My stomach began to feel better as the sun rose and as I drank uncalled for amounts of water in public—clearly an American tourist! This was the first bright day I think I have ever experienced in Paris, and though it was still freezing, the city looked so much warmer in the light. I wandered around the Père Lachaise cemetery for several hours, as I had never had a rain-free opportunity to do so, and then grabbed lunch at an out-of-the-way, tiny restaurant that held only five tables, one of my favorite hobbies in France being the discovery of local dives. Lunch was a three-course meal complete with red wine, velouté de potiron (pumpkin soup), crevettes au riz (a Spanish dish of shrimp and wild rice) and a café, an ironic combination of flavors that merged my interests just as the earlier museum exhibition had done. After lunch, I found the energy to hike through Montmartre and revisit Sacre Coeur, admire the Christmas decorations at the Galleries LaFayette and then make my way to the Louvre around 6pm to take some night shots of the pyramid and use my all-important secret visa entry just to revisit my favorite statue of Amour et Psyché. I have a not-so-secret addiction to Paul, the French fast-food sandwich shop that hasn’t made it to Troyes, so I made it back to the train station just in time to grab my favorite sandwich and macaron combination and then pass out on the train.

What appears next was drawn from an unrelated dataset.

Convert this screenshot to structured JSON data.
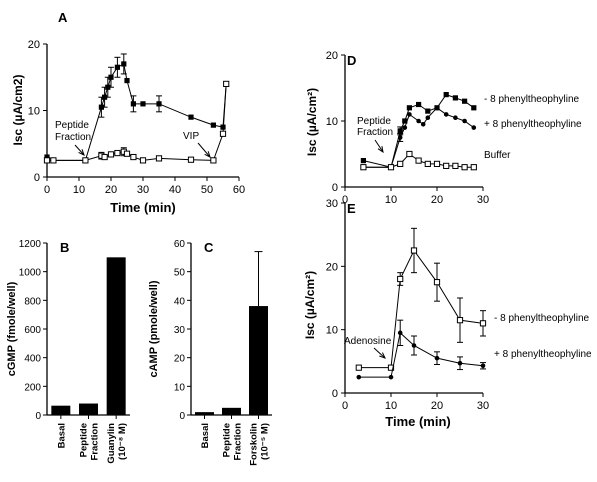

Frida Kahlo and Diego Rivera lived a turbulent life. Both were married multiple times and even divorced from and then remarried to each other one year later, always fighting and cheating and producing art to match their passionate rage. Many people ignored Frida’s artistic skill and saw her as the wife of Diego Rivera, who was in turn often scorned for his sacrilegious themes. I overheard a tour guide at the exhibition explain to her American art students that “Nul n’est prophète en son pays”—“Nobody is a profit in his own country.” The exhibition seemed to skim over the turbulent parts of the lives of Frida and Diego, focusing only on the following that they have gathered in today’s world. Though the exhibition is wonderful, I felt it lacked the ebb-and-flow that helped produce the genius behind Frida and Diego’s works. Is there no fulfillment without struggle, no satisfying ending without a turbulent plot? Or is it just because I know the full story that I crave the missing chapter? Paris isn’t Paris without the early train ride and the damp morning air in the Tuileries, and perhaps an untimely stomach bug. Can we ever appreciate life without the hard bits that make things like sunshine enjoyable? Can we truly love without having felt despair? It turns out, I couldn’t have picked a better day to learn about Frida Kahlo and Diego Rivera in Paris, for Frida Kahlo used to say that she had two accidents in her life—the infamous car crashed that forever altered her spine but began her artistic career, and Diego, the man she loved and despised. I wonder, if she could go back, if she would erase the wonders of her life in order to not have to experience the horrors. But that doesn’t seem like Frida, a woman who loved both the good and the bad.